Uni Eropa Rancang Sanksi Baru untuk Israel di Tengah Krisis Gaza

Muhamad Adin ArifinKamis, 18 September 2025 | 14:48 WIB
Uni Eropa Rancang Sanksi Baru untuk Israel di Tengah Krisis Gaza
Sebuah komisi yang ditunjuk PBB menemukan bahwa kegiatan Israel di Gaza bertujuan untuk menghancurkan rakyat Palestina (EYAD BABA/AFP/Getty Images)

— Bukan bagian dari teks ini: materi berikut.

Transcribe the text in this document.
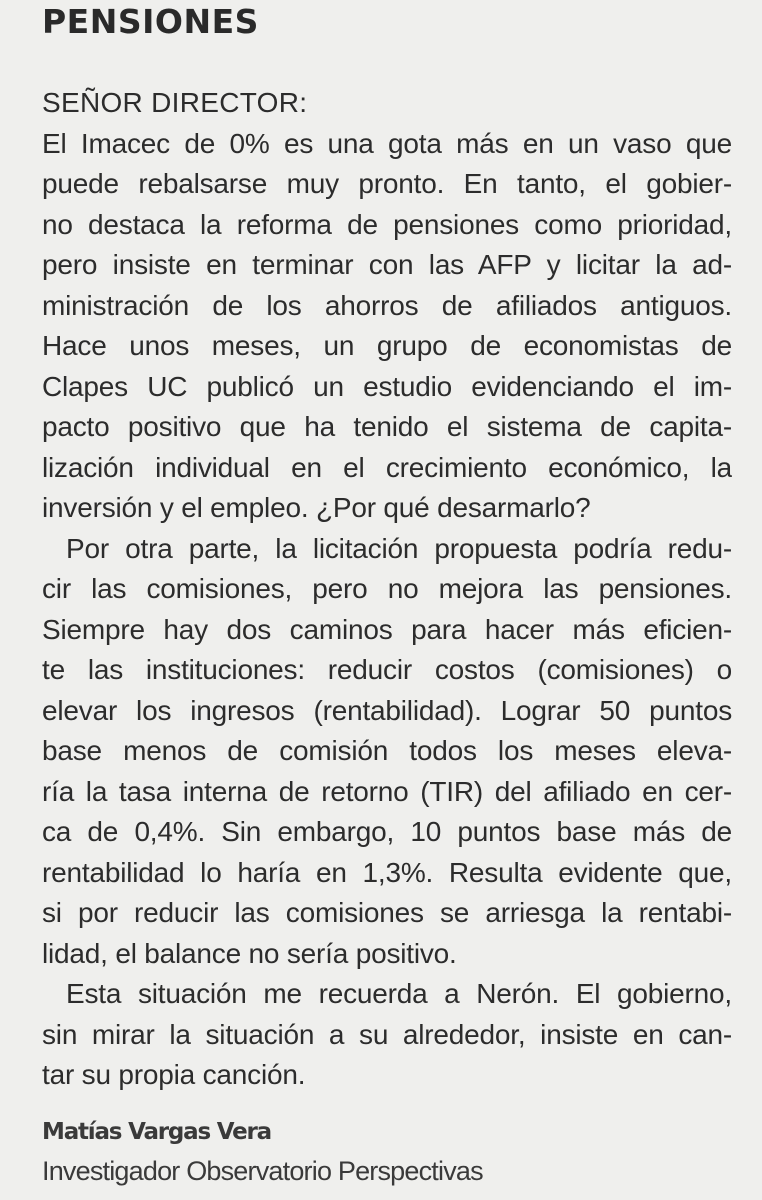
PENSIONES
SEÑOR DIRECTOR:
El Imacec de 0% es una gota más en un vaso que
puede rebalsarse muy pronto. En tanto, el gobier-
no destaca la reforma de pensiones como prioridad,
pero insiste en terminar con las AFP y licitar la ad-
ministración de los ahorros de afiliados antiguos.
Hace unos meses, un grupo de economistas de
Clapes UC publicó un estudio evidenciando el im-
pacto positivo que ha tenido el sistema de capita-
lización individual en el crecimiento económico, la
inversión y el empleo. ¿Por qué desarmarlo?
Por otra parte, la licitación propuesta podría redu-
cir las comisiones, pero no mejora las pensiones.
Siempre hay dos caminos para hacer más eficien-
te las instituciones: reducir costos (comisiones) o
elevar los ingresos (rentabilidad). Lograr 50 puntos
base menos de comisión todos los meses eleva-
ría la tasa interna de retorno (TIR) del afiliado en cer-
ca de 0,4%. Sin embargo, 10 puntos base más de
rentabilidad lo haría en 1,3%. Resulta evidente que,
si por reducir las comisiones se arriesga la rentabi-
lidad, el balance no sería positivo.
Esta situación me recuerda a Nerón. El gobierno,
sin mirar la situación a su alrededor, insiste en can-
tar su propia canción.
Matías Vargas Vera
Investigador Observatorio Perspectivas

Diksia.com - Krisis kemanusiaan di Gaza kian meruncing. Uni Eropa (UE) menggagas sanksi baru terhadap Israel. Kepala Kebijakan Luar Negeri UE, Kaja Kallas, mengusulkan pembatasan perdagangan serta larangan masuk bagi sejumlah menteri Israel dari faksi sayap kanan, termasuk Menteri Keamanan Nasional Itamar Ben-Gvir dan Menteri Keuangan Bezalel Smotrich.

“Tindakan ini bukan untuk mencela Israel, melainkan untuk meredakan penderitaan kemanusiaan di Gaza,” tegas Kallas. Perang harus dihentikan, sandera dibebaskan, dan penderitaan rakyat sipil diringankan.

Namun, konsensus di antara 27 negara anggota UE masih diragukan. Kritik tajam mengalir, menyoroti kegagalan UE menekan Israel untuk mengakhiri konflik. Juru bicara pemerintah Jerman menyatakan Berlin mengetahui usulan tersebut, tetapi belum memutuskan sikap.

Sementara itu, Presiden Komisi Eropa Ursula von der Leyen mengumumkan rencana penghentian bantuan dana kepada Israel, dengan langkah lanjutan tengah dipertimbangkan.

Menteri Luar Negeri Israel Gideon Saar, pada Selasa (16/09), menyebut sanksi perdagangan UE sebagai langkah “tidak proporsional” dan “belum pernah terjadi sebelumnya.” Di tengah polemik ini, militer Israel terus memperluas operasinya di Kota Gaza.

Agresi Militer Israel di Gaza Makin Ganas

Militer Israel melancarkan serangan masif. Lebih dari 150 serangan udara dan artileri menghantam Gaza, mempersiapkan invasi darat. Pada Rabu (17/09), tank dan pasukan Israel merangsek lebih dalam ke jantung Kota Gaza.

Kementerian Kesehatan yang dikelola Hamas melaporkan korban jiwa telah melampaui 65.000 orang. Serangan ini memutus akses telepon dan internet, menyulitkan warga memanggil ambulans di tengah gempuran.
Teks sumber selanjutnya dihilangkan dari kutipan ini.